III. 3. 1. L’incarnation de l’acteur en sémiotique.

Notre étude est peuplée d’êtres de papier. Les récits les présentent et les mettent en scène : ils sont le « ‘ lieu de fabrication et de diffusion de l’identité ’» de ces êtres454. Comment considérer l’individuation et l’identification des êtres à partir des théories greimassiennes qui structurent notre travail ?

Dans la sémiotique du discontinu, l’acteur se comprend comme « ‘ le lieu de convergence et d’investissement des deux composantes, syntaxique et morphologique ’ »455 ; il est investi à la fois d’un rôle thématique et d’un rôle actantiel et ne peut se saisir qu’au niveau de surface. Le rôle actantiel se définit en fonction de la position de l’actant à l’intérieur du parcours narratif et de l’investissement modal qu’il prend en charge. L’acteur est donc déterminé par un contenu modal (dans la composante morphologique) et une position dans le programme narratif (dans la composante syntaxique)456. Mais parallèlement, le passage de l’actant à l’acteur se réalise par la représentation sous la forme actantielle d’un thème ou d’un parcours thématique : ici, c’est le rôle thématique457. Plus clairement, nous pouvons comprendre que l’incarnation d’un actant en acteur est un glissement du niveau le plus abstrait jusqu’à la manifestation discursive. Son positionnement dans un parcours narratif et son investissement modal le hisse au niveau sémio-narratif de surface, mais c’est finalement son investissement dans un rôle thématique qui va glisser cette incarnation jusqu’au niveau discursif et qui va permettre alors sa pleine réalisation.
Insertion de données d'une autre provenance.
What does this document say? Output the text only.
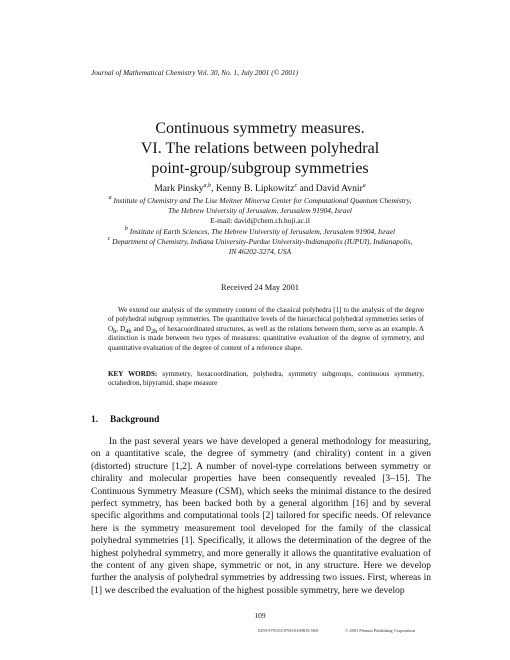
Journal of Mathematical Chemistry Vol. 30, No. 1, July 2001 (© 2001)
Continuous symmetry measures.
VI. The relations between polyhedral
point-group/subgroup symmetries
Mark Pinsky$^{a,b}$, Kenny B. Lipkowitz$^c$ and David Avnir$^a$
$^a$ Institute of Chemistry and The Lise Meitner Minerva Center for Computational Quantum Chemistry,
The Hebrew University of Jerusalem, Jerusalem 91904, Israel
E-mail: david@chem.ch.huji.ac.il
$^b$ Institute of Earth Sciences, The Hebrew University of Jerusalem, Jerusalem 91904, Israel
$^c$ Department of Chemistry, Indiana University-Purdue University-Indianapolis (IUPUI), Indianapolis,
IN 46202-3274, USA
Received 24 May 2001

We extend our analysis of the symmetry content of the classical polyhedra [1] to the analysis of the degree of polyhedral subgroup symmetries. The quantitative levels of the hierarchical polyhedral symmetries series of $O_h$, $D_{4h}$ and $D_{2h}$ of hexacoordinated structures, as well as the relations between them, serve as an example. A distinction is made between two types of measures: quantitative evaluation of the degree of symmetry, and quantitative evaluation of the degree of content of a reference shape.

KEY WORDS: symmetry, hexacoordination, polyhedra, symmetry subgroups, continuous symmetry, octahedron, bipyramid, shape measure
1. Background

In the past several years we have developed a general methodology for measuring, on a quantitative scale, the degree of symmetry (and chirality) content in a given (distorted) structure [1,2]. A number of novel-type correlations between symmetry or chirality and molecular properties have been consequently revealed [3–15]. The Continuous Symmetry Measure (CSM), which seeks the minimal distance to the desired perfect symmetry, has been backed both by a general algorithm [16] and by several specific algorithms and computational tools [2] tailored for specific needs. Of relevance here is the symmetry measurement tool developed for the family of the classical polyhedral symmetries [1]. Specifically, it allows the determination of the degree of the highest polyhedral symmetry, and more generally it allows the quantitative evaluation of the content of any given shape, symmetric or not, in any structure. Here we develop further the analysis of polyhedral symmetries by addressing two issues. First, whereas in [1] we described the evaluation of the highest possible symmetry, here we develop

109
0259-9791/01/0700-0109$19.50/0	© 2001 Plenum Publishing Corporation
L’acteur peut donc être défini comme « ‘ le point de rencontre et de croisement des structures narratives où des programmes narratifs mettent en rapport des rôles actantiels, avec les structures discursives où des parcours figuratifs sont réductibles à des rôles thématiques ’ »458, incarnant à la fois un ‘ modus operandi ’et un ‘ modus essendi ’. En d’autres termes, l’incarnation de l’acteur ne peut se saisir qu’au travers du parcours génératif que nous avons présenté plus haut459. Au niveau sémio-narratif profond, on conçoit les structures élémentaires des relations et des opérations qui sont converties dans les formes syntaxiques et sémantiques de la narrativité au niveau sémio-narratif de surface : on y trouve alors les schémas narratifs, les rôles actantiels et les structures modales. Pourtant, c’est au niveau discursif que l’incarnation de l’acteur s’opère avec son investissement sur un plan thématique et figuratif460.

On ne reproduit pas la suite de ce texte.